Polarity in worm embryos, which is set by the PAR proteins, produces an unequal first mitotic division, and thus a small posterior and large anterior blastomere. A previous screen by Gönczy identified two proteins, GPR-1 and GPR-2, necessary for this unequal division. Although direct interactions between PARs and GPR-1/2 have not been demonstrated, Kelly Colombo, Gönczy, and colleagues now demonstrate an asymmetric GPR-1/2 distribution that depends on PAR proteins. Higher levels of GPR-1/2 in the posterior are proposed to activate two Gα subunits.
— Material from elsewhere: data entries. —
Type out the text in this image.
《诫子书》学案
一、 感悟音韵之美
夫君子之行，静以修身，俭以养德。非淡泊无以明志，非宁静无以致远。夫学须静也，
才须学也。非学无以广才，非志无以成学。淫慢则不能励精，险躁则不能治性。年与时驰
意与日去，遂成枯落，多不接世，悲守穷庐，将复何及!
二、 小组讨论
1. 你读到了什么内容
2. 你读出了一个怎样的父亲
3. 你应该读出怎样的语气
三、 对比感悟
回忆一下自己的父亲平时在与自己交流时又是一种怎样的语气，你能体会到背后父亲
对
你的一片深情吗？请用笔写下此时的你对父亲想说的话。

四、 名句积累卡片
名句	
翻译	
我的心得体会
The group used RNAi and spindle severing experiments to show that these two Gα's and GPR-1/2 are required for asymmetric spindle elongation, in which the posterior spindle pole moves further and more quickly than the anterior pole, thus placing the division plane closer to the posterior end.
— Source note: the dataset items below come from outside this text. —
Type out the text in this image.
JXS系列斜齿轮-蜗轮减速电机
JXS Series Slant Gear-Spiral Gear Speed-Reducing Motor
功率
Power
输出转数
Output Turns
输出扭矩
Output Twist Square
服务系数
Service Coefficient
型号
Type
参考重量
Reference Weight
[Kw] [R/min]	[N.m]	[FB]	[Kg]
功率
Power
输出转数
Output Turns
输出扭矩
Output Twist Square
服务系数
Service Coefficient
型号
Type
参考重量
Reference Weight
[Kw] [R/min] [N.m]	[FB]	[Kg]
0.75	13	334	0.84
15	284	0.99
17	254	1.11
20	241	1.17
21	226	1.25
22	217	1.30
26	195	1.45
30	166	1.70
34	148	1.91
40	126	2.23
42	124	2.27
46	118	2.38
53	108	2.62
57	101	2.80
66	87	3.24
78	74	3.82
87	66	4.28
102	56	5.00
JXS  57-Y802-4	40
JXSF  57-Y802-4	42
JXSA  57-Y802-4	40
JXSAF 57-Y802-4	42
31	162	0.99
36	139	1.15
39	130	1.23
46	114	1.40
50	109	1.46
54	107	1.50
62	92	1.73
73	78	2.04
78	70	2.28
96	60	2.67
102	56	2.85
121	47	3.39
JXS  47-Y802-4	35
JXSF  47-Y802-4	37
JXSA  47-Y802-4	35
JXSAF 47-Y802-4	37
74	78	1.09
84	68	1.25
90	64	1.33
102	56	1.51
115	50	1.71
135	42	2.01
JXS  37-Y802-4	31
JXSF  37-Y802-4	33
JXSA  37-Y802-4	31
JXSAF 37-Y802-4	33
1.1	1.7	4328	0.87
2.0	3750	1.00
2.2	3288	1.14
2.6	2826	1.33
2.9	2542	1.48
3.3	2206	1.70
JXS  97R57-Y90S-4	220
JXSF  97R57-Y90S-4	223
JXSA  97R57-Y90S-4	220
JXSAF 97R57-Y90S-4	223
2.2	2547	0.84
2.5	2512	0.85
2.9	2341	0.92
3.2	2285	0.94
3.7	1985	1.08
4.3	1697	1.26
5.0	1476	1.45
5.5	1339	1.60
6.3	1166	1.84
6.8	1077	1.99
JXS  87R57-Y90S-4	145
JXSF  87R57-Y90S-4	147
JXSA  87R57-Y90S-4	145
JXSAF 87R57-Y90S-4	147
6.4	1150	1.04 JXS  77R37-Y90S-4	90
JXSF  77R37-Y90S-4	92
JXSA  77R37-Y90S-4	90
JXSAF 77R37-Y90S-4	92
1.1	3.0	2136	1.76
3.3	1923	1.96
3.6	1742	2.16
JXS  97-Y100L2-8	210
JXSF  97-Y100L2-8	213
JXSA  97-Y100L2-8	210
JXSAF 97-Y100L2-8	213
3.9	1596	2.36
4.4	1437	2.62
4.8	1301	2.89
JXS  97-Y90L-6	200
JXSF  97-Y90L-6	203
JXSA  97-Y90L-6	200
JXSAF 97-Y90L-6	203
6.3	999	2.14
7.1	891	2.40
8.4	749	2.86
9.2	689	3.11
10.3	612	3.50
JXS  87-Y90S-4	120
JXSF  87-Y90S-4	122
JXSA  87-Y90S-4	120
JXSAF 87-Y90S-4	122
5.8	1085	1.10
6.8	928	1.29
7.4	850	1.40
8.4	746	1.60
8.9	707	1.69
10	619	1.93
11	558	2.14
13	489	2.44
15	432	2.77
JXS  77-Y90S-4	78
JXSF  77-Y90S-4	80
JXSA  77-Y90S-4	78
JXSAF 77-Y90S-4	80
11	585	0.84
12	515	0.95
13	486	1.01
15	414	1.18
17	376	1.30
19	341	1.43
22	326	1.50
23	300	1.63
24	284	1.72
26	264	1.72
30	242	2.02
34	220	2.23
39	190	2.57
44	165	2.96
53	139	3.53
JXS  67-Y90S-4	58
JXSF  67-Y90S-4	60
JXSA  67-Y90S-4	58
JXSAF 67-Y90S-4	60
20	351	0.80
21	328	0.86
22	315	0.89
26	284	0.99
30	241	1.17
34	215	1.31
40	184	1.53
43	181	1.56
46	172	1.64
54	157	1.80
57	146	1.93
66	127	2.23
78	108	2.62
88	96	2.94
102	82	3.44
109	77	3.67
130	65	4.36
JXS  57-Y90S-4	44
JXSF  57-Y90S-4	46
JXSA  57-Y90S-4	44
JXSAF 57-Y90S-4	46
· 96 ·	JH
The resulting larger anterior blastomere divides about two minutes before its posterior counterpart. In a second paper Gönczy, Michael Brauchle, and Karine Baumer show that this time lag is due in part to differential activation of a DNA replication checkpoint.
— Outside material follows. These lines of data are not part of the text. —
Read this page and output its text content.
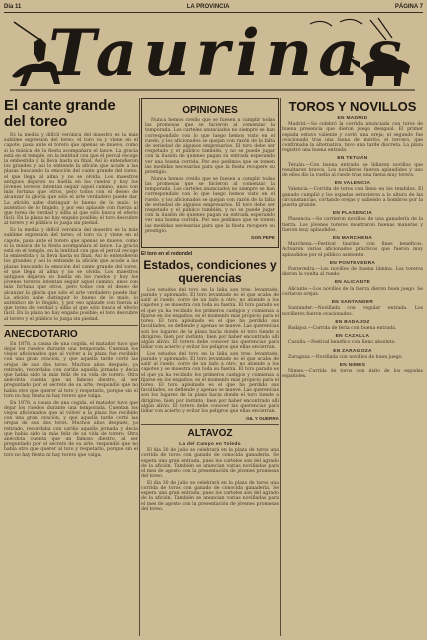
Día 11	LA PROVINCIA	PÁGINA 7
Taurinas
El cante grande del toreo

Es la media y difícil verónica del maestro es la más sublime expresión del toreo; el toro va y viene en el capote, pasa ante el torero que apenas se mueve, como si la música de la fiesta acompañara el lance. La gracia está en el temple, en la lentitud con que el percal recoge la embestida y la lleva hasta su final. Así lo entendieron los grandes y así lo entiende la afición que acude a las plazas buscando la emoción del cante grande del toreo, el que llega al alma y no se olvida. Los maestros antiguos dejaron su huella en los ruedos y hoy los jóvenes toreros intentan seguir aquel camino, unos con más fortuna que otros, pero todos con el deseo de alcanzar la gloria que sólo el arte verdadero puede dar. La afición sabe distinguir lo bueno de lo malo, lo auténtico de lo fingido, y por eso aplaude con fuerza al que torea de verdad y silba al que sólo busca el efecto fácil. En la plaza no hay engaño posible; el toro descubre al torero y el público lo juzga sin piedad.

Es la media y difícil verónica del maestro es la más sublime expresión del toreo; el toro va y viene en el capote, pasa ante el torero que apenas se mueve, como si la música de la fiesta acompañara el lance. La gracia está en el temple, en la lentitud con que el percal recoge la embestida y la lleva hasta su final. Así lo entendieron los grandes y así lo entiende la afición que acude a las plazas buscando la emoción del cante grande del toreo, el que llega al alma y no se olvida. Los maestros antiguos dejaron su huella en los ruedos y hoy los jóvenes toreros intentan seguir aquel camino, unos con más fortuna que otros, pero todos con el deseo de alcanzar la gloria que sólo el arte verdadero puede dar. La afición sabe distinguir lo bueno de lo malo, lo auténtico de lo fingido, y por eso aplaude con fuerza al que torea de verdad y silba al que sólo busca el efecto fácil. En la plaza no hay engaño posible; el toro descubre al torero y el público lo juzga sin piedad.

ANECDOTARIO

En 1878, a causa de una cogida, el matador tuvo que dejar los ruedos durante una temporada. Cuentan los viejos aficionados que al volver a la plaza fue recibido con una gran ovación, y que aquella tarde cortó las orejas de sus dos toros. Muchos años después, ya retirado, recordaba con cariño aquella jornada y decía que había sido la más feliz de su vida de torero. Otra anécdota cuenta que un famoso diestro, al ser preguntado por el secreto de su arte, respondió que no había otro que querer al toro y respetarlo, porque sin el toro no hay fiesta ni hay torero que valga.

En 1878, a causa de una cogida, el matador tuvo que dejar los ruedos durante una temporada. Cuentan los viejos aficionados que al volver a la plaza fue recibido con una gran ovación, y que aquella tarde cortó las orejas de sus dos toros. Muchos años después, ya retirado, recordaba con cariño aquella jornada y decía que había sido la más feliz de su vida de torero. Otra anécdota cuenta que un famoso diestro, al ser preguntado por el secreto de su arte, respondió que no había otro que querer al toro y respetarlo, porque sin el toro no hay fiesta ni hay torero que valga.

OPINIONES

Nunca hemos creído que se fuesen a cumplir todas las promesas que se hicieron al comenzar la temporada. Los carteles anunciados no siempre se han correspondido con lo que luego hemos visto en el ruedo, y los aficionados se quejan con razón de la falta de seriedad de algunos empresarios. El toro debe ser respetado y el público también, y no se puede jugar con la ilusión de quienes pagan su entrada esperando ver una buena corrida. Por eso pedimos que se tomen las medidas necesarias para que la fiesta recupere su prestigio.

Nunca hemos creído que se fuesen a cumplir todas las promesas que se hicieron al comenzar la temporada. Los carteles anunciados no siempre se han correspondido con lo que luego hemos visto en el ruedo, y los aficionados se quejan con razón de la falta de seriedad de algunos empresarios. El toro debe ser respetado y el público también, y no se puede jugar con la ilusión de quienes pagan su entrada esperando ver una buena corrida. Por eso pedimos que se tomen las medidas necesarias para que la fiesta recupere su prestigio.

DON PEPE
El toro en el redondel
Estados, condiciones y querencias

Los estados del toro en la lidia son tres: levantado, parado y aplomado. El toro levantado es el que acaba de salir al ruedo, corre de un lado a otro, no atiende a los capotes y se muestra con toda su fuerza. El toro parado es el que ya ha recibido los primeros castigos y comienza a fijarse en los engaños; es el momento más propicio para el toreo. El toro aplomado es el que ha perdido sus facultades, se defiende y apenas se mueve. Las querencias son los lugares de la plaza hacia donde el toro tiende a dirigirse, bien por instinto, bien por haber encontrado allí algún alivio. El torero debe conocer las querencias para lidiar con acierto y evitar los peligros que ellas encierran.

Los estados del toro en la lidia son tres: levantado, parado y aplomado. El toro levantado es el que acaba de salir al ruedo, corre de un lado a otro, no atiende a los capotes y se muestra con toda su fuerza. El toro parado es el que ya ha recibido los primeros castigos y comienza a fijarse en los engaños; es el momento más propicio para el toreo. El toro aplomado es el que ha perdido sus facultades, se defiende y apenas se mueve. Las querencias son los lugares de la plaza hacia donde el toro tiende a dirigirse, bien por instinto, bien por haber encontrado allí algún alivio. El torero debe conocer las querencias para lidiar con acierto y evitar los peligros que ellas encierran.

GIL Y GUERRA
ALTAVOZ
La del Campo en Toledo

El día 30 de julio se celebrará en la plaza de toros una corrida de toros con ganado de conocida ganadería. Se espera una gran entrada, pues los carteles son del agrado de la afición. También se anuncian varias novilladas para el mes de agosto con la presentación de jóvenes promesas del toreo.

El día 30 de julio se celebrará en la plaza de toros una corrida de toros con ganado de conocida ganadería. Se espera una gran entrada, pues los carteles son del agrado de la afición. También se anuncian varias novilladas para el mes de agosto con la presentación de jóvenes promesas del toreo.

TOROS Y NOVILLOS
EN MADRID

Madrid.—Se celebró la corrida anunciada con toros de buena presencia que dieron juego desigual. El primer espada estuvo valiente y cortó una oreja; el segundo fue ovacionado tras una faena de mérito; el tercero, que confirmaba la alternativa, tuvo una tarde discreta. La plaza registró una buena entrada.

EN TETUÁN

Tetuán.—Con buena entrada se lidiaron novillos que resultaron bravos. Los novilleros fueron aplaudidos y uno de ellos dio la vuelta al ruedo tras una faena muy torera.

EN VALENCIA

Valencia.—Corrida de toros con lleno en los tendidos. El ganado cumplió y los espadas estuvieron a la altura de las circunstancias, cortando orejas y saliendo a hombros por la puerta grande.

EN PLASENCIA

Plasencia.—Se corrieron novillos de una ganadería de la tierra. Los jóvenes toreros mostraron buenas maneras y fueron muy aplaudidos.

EN MARCHENA

Marchena.—Festival taurino con fines benéficos. Actuaron varios aficionados prácticos que fueron muy aplaudidos por el público asistente.

EN PONTEVEDRA

Pontevedra.—Los novillos de buena lámina. Los toreros dieron la vuelta al ruedo.

EN ALICANTE

Alicante.—Los novillos de la tierra dieron buen juego. Se cortaron orejas.

EN SANTANDER

Santander.—Novillada con regular entrada. Los novilleros fueron ovacionados.

EN BADAJOZ

Badajoz.—Corrida de feria con buena entrada.

EN CAZALLA

Cazalla.—Festival benéfico con lleno absoluto.

EN ZARAGOZA

Zaragoza.—Novillada con novillos de buen juego.

EN NIMES

Nimes.—Corrida de toros con éxito de los espadas españoles.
Inactivation of checkpoint proteins such as ATL-1 decreased the mitotic lag between blastomeres to about 75 s. “Usually checkpoints are used to take care of DNA replication problems. But in this case, it's used for developmental purposes,” says Gönczy. The sizes of the blastomeres may account for the difference in checkpoint activation. When the group equalized the blastomere sizes by inactivating GPR-1/2, they again decreased the time difference to 75 s. With less cytoplasm, the posterior blastomere may be allocated fewer molecules of a limiting replication factor, and would thus have difficulties completing S phase, thus triggering the checkpoint. ▪


Colombo, K., et al. 2003. Science. 10.1126/science.1084146.

Brauchle, A., et al. 2003. Curr. Biol. 13:308–314.